TAIPEI (Taiwan News) — Classes have been canceled for 56 students at two elementary schools in Taipei City after a pilot and mother of two students was confirmed to have suffered a breakthrough infection of COVID-19.
A breakthrough infection is defined as a person who has tested positive for COVID-19 at least 14 days after they have completed the full vaccine schedule.
On Wednesday, Wang Fang Elementary School in Taipei's Wenshan District and Taipei Municipal Jian'an Elementary School in Da'an District suspended classes as a precaution after the mother of one student at each school tested positive for COVID-19, despite being fully vaccinated.
Health Minister and CECC head Chen Shih-chung (陳時中) on Wednesday morning (Oct. 6) confirmed the woman was a pilot for China Airlines (CAL) who had undergone the mandatory five days of quarantine and nine days of self-health monitoring. Chen said that she had two doses of a COVID-19 vaccine before entering quarantine and therefore is classified as a breakthrough infection.
The head of Zhongzheng District Health Center, Zhang Hui-mei (張惠美) said the woman's two children attend Wang Fang Elementary School and Taipei Municipal Jian'an Elementary School. As each child attends a class of 28 pupils in each school, a total of 56 students were affected by the class suspensions.
During a press conference on Wednesday afternoon, CECC Spokesperson Chuang Jen-hsiang (莊人祥) identified the woman as case No. 16,377, a China Airlines pilot in her 40s who received her second dose of the Moderna COVID-19 vaccine in early August. From Sept. 23-26, she served as a crew member on flights to and from Anchorage, Alaska.
From Sept. 27 to Oct. 1 she underwent quarantine at a company dormitory in Taiwan. From Oct. 2-3, she stayed at her home, where she came in contact with her family members.

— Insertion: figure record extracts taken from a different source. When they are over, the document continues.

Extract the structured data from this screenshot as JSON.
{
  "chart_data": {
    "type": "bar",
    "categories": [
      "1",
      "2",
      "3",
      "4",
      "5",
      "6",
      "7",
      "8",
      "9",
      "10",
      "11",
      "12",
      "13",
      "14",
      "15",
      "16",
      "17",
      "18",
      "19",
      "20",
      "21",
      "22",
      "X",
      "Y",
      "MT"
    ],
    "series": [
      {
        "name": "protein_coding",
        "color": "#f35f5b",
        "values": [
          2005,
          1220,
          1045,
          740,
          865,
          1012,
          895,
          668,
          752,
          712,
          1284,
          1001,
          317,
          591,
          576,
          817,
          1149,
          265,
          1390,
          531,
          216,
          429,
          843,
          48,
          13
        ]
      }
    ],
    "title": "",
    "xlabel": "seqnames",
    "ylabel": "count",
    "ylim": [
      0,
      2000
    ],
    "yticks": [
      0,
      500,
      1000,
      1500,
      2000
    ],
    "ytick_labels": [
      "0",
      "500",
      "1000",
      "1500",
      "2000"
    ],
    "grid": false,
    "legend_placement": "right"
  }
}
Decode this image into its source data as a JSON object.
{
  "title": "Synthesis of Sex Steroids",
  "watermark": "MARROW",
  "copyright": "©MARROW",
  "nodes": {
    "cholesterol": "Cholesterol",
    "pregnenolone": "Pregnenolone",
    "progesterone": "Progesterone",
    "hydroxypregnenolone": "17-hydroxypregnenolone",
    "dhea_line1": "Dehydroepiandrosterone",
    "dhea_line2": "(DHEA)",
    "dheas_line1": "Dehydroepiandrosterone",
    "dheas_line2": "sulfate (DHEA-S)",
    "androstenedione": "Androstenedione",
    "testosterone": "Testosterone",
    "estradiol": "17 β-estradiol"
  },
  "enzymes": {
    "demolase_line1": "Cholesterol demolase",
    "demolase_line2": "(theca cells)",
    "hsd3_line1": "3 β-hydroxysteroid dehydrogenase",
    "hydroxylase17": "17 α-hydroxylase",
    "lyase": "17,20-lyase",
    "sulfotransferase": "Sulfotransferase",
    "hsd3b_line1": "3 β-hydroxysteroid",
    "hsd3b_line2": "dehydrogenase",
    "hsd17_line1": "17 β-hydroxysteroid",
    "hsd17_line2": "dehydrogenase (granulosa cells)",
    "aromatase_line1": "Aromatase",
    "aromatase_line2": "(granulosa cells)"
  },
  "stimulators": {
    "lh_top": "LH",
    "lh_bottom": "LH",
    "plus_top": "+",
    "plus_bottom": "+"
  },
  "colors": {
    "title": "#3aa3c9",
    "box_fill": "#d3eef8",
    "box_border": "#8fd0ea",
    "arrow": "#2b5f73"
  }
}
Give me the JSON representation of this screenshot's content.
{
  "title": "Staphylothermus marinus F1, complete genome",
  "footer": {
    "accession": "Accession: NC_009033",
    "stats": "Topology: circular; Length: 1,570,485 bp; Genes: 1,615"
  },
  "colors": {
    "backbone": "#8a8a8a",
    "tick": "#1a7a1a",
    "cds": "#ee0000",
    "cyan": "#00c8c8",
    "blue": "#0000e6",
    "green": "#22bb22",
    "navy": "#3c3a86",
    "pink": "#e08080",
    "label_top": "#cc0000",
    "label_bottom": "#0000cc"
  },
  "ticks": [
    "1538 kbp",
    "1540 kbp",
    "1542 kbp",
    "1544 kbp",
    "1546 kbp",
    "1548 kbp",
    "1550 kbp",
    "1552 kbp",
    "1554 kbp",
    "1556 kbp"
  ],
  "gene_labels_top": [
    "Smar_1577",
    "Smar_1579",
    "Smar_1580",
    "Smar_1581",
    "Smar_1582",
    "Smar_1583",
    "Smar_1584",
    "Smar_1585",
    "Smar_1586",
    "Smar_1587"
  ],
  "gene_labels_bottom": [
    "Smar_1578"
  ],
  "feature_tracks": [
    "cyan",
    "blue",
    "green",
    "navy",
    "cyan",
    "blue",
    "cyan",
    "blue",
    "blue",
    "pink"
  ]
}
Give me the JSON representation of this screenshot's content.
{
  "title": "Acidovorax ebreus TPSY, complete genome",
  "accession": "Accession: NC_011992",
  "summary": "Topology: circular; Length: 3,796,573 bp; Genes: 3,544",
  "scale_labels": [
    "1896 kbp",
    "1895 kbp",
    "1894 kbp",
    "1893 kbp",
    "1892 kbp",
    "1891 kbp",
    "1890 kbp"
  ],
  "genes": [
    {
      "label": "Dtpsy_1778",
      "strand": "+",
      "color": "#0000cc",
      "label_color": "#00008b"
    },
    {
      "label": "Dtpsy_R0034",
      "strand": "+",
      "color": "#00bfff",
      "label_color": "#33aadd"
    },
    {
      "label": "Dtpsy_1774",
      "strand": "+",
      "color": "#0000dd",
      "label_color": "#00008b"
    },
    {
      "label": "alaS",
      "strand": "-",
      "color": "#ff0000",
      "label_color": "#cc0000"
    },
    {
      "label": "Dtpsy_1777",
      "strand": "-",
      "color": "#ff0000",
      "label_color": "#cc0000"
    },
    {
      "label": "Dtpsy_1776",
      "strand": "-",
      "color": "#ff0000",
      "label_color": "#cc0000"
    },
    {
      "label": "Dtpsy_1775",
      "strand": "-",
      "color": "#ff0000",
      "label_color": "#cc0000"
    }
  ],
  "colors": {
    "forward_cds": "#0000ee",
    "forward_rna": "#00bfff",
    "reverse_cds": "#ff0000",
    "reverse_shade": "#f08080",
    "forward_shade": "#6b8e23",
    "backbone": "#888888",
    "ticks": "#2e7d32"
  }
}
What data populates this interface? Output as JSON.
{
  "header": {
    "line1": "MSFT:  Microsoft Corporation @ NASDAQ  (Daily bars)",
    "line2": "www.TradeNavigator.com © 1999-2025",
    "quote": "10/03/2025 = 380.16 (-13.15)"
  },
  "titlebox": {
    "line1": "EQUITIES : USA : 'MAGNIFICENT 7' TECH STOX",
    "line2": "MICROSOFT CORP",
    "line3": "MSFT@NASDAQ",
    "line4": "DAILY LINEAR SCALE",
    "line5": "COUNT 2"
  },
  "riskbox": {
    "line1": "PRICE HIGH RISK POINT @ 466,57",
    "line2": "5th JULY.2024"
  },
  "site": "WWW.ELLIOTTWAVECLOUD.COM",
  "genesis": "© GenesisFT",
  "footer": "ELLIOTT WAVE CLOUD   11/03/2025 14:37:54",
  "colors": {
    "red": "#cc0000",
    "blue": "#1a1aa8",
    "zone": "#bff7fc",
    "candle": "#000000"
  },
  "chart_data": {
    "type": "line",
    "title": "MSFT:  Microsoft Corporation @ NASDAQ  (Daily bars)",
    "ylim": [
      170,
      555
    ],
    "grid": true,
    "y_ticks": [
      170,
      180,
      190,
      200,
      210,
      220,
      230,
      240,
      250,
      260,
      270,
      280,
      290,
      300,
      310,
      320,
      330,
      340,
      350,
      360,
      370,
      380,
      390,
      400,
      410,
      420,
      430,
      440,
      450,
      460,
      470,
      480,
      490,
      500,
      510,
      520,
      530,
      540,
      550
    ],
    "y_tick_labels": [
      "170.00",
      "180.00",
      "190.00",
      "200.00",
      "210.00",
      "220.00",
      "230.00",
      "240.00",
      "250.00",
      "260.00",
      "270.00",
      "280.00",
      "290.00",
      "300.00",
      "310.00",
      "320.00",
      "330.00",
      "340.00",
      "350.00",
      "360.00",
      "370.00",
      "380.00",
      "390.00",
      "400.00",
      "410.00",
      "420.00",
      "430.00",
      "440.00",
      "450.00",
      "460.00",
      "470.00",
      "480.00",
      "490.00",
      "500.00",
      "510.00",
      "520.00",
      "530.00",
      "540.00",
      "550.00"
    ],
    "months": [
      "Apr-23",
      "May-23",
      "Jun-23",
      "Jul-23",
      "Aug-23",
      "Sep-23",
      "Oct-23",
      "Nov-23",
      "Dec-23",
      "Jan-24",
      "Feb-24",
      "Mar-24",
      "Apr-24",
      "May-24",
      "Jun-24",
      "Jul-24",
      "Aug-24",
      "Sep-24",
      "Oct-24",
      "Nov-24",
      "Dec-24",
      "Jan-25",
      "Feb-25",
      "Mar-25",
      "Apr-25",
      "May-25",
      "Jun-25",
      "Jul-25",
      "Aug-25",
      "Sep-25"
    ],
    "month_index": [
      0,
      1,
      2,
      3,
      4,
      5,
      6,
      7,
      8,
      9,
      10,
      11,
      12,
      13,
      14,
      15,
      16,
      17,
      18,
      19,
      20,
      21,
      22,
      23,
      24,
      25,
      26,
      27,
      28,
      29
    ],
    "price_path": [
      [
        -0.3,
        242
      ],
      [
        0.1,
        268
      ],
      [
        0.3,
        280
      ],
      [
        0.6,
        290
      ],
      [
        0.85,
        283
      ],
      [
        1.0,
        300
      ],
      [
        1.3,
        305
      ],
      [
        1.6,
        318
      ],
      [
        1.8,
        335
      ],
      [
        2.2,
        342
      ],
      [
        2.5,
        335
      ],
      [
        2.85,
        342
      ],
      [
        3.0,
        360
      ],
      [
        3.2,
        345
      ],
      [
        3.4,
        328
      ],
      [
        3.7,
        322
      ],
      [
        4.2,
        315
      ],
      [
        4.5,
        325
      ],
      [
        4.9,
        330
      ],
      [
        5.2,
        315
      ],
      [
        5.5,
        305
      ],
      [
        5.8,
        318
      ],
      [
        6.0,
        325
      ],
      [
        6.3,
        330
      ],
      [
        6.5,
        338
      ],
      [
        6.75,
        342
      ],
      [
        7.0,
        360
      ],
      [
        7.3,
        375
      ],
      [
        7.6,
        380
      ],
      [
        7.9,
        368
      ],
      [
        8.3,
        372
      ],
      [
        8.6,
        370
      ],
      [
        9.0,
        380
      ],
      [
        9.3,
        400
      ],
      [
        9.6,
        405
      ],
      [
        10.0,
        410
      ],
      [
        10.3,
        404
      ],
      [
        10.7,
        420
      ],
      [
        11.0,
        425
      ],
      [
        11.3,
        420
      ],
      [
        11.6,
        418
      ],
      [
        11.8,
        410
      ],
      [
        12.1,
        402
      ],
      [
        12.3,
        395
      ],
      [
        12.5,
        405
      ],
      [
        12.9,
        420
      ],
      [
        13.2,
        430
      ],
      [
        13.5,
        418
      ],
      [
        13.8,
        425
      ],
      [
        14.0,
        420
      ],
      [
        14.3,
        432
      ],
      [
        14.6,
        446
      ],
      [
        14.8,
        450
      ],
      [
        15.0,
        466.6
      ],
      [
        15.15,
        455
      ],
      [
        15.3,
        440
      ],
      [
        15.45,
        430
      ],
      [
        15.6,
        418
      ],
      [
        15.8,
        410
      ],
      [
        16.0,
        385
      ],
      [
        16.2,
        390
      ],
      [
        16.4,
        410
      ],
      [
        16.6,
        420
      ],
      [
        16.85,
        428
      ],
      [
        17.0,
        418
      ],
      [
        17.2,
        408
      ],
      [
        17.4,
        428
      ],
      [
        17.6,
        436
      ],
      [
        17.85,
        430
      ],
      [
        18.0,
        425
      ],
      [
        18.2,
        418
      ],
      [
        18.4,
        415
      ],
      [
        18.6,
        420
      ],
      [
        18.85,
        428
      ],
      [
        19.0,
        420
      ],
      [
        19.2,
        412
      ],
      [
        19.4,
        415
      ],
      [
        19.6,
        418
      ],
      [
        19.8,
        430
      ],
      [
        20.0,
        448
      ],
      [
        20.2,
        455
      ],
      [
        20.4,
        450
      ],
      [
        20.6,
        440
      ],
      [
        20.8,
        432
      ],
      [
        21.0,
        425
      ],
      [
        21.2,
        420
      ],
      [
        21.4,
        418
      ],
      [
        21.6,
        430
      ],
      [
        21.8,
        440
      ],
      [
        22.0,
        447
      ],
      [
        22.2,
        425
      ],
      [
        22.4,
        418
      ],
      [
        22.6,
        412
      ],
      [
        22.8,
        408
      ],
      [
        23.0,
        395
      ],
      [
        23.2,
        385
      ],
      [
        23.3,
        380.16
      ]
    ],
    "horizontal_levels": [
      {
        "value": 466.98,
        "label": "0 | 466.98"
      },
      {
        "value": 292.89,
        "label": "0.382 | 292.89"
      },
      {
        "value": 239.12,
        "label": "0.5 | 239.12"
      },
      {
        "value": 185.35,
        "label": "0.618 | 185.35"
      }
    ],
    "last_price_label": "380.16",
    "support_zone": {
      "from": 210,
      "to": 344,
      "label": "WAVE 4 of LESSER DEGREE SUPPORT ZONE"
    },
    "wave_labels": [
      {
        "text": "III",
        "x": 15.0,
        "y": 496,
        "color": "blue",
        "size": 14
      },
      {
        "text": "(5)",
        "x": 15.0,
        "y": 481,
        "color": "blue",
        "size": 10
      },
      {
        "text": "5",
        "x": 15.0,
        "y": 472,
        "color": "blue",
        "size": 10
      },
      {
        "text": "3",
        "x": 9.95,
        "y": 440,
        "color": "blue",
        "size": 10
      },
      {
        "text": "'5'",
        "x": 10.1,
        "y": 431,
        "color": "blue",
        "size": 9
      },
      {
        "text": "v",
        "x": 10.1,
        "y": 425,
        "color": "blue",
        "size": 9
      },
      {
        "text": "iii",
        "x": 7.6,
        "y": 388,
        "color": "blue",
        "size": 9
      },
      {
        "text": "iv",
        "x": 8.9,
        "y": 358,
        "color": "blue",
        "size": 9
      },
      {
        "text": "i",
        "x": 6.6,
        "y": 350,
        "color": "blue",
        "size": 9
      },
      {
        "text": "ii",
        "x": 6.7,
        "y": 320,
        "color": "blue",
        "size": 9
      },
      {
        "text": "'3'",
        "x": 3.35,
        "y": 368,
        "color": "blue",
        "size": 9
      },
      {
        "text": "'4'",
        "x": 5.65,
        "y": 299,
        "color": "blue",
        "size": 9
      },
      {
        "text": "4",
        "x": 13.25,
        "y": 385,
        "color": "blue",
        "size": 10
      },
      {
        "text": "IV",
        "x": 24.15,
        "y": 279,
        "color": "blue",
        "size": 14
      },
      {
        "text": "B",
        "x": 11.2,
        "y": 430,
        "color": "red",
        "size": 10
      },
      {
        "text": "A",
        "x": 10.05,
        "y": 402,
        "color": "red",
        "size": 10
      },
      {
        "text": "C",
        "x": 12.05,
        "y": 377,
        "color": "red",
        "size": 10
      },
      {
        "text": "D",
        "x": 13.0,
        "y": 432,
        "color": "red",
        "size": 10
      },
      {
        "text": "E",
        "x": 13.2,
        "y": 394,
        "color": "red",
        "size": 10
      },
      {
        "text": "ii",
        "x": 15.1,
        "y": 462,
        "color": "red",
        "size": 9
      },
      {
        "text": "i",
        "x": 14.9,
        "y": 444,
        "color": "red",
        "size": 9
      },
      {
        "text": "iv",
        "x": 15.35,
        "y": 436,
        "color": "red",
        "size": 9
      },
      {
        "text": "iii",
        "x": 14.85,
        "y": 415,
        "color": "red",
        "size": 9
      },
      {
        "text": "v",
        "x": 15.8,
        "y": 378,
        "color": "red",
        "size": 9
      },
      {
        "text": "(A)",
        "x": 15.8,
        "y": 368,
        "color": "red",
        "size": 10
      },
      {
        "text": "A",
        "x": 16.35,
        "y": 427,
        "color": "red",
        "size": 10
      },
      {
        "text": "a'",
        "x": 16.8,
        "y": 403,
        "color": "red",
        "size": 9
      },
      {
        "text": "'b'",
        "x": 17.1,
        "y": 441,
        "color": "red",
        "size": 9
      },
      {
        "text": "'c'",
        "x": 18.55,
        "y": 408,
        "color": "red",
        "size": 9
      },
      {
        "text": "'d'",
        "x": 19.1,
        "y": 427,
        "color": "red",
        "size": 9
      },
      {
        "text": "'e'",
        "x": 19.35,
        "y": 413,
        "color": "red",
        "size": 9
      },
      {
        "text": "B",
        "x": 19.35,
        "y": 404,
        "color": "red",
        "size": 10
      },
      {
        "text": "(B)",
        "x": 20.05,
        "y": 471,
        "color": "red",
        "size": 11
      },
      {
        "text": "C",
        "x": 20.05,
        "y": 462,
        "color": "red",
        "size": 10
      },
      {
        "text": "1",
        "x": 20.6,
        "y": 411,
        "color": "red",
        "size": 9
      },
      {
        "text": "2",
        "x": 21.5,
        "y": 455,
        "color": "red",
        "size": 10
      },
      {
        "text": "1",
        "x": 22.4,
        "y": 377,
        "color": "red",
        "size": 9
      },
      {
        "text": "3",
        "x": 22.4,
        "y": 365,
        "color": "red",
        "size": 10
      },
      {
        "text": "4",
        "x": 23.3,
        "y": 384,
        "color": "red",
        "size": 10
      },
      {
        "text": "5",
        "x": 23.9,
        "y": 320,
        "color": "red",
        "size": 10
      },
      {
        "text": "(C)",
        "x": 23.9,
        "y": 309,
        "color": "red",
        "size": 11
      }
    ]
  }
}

On Oct. 3, she was aboard a round-trip flight to Singapore that returned to Taiwan that day. As part of the 5+9 days of quarantine and self-health monitoring rule for long-haul flight crews, she was tested for COVID-19 on Oct. 5 and the result came back positive.
Chuang said the woman had tested negative for the virus in June, July, and August. A test taken on Oct. 1 also came back negative, but the test taken on Oct. 5 was positive with a Ct value of 33.
Under the 5+9 system, flight crews must undergo PCR testing on the fifth, ninth, and 14th days after returning to the country.
The spokesperson stated that a second test administered on the woman on Oct. 6 also came back positive, with a Ct value of 22. Chuang said that she tested positive for n antibodies and negative for s antibodies, indicating that it is a recent infection.
Thus far, the health department has identified six contacts in her case, including four family members living with her and two coworkers. PCR tests administered on these contacts have come back negative, while the health department continues contact tracing in the workplace.
As to whether the woman contracted the virus while flying to the U.S. or to Singapore, further investigations are required, said Chuang. According to the Civil Aeronautics Administration, 98.7% of flight crews that serve on international flights have been fully vaccinated.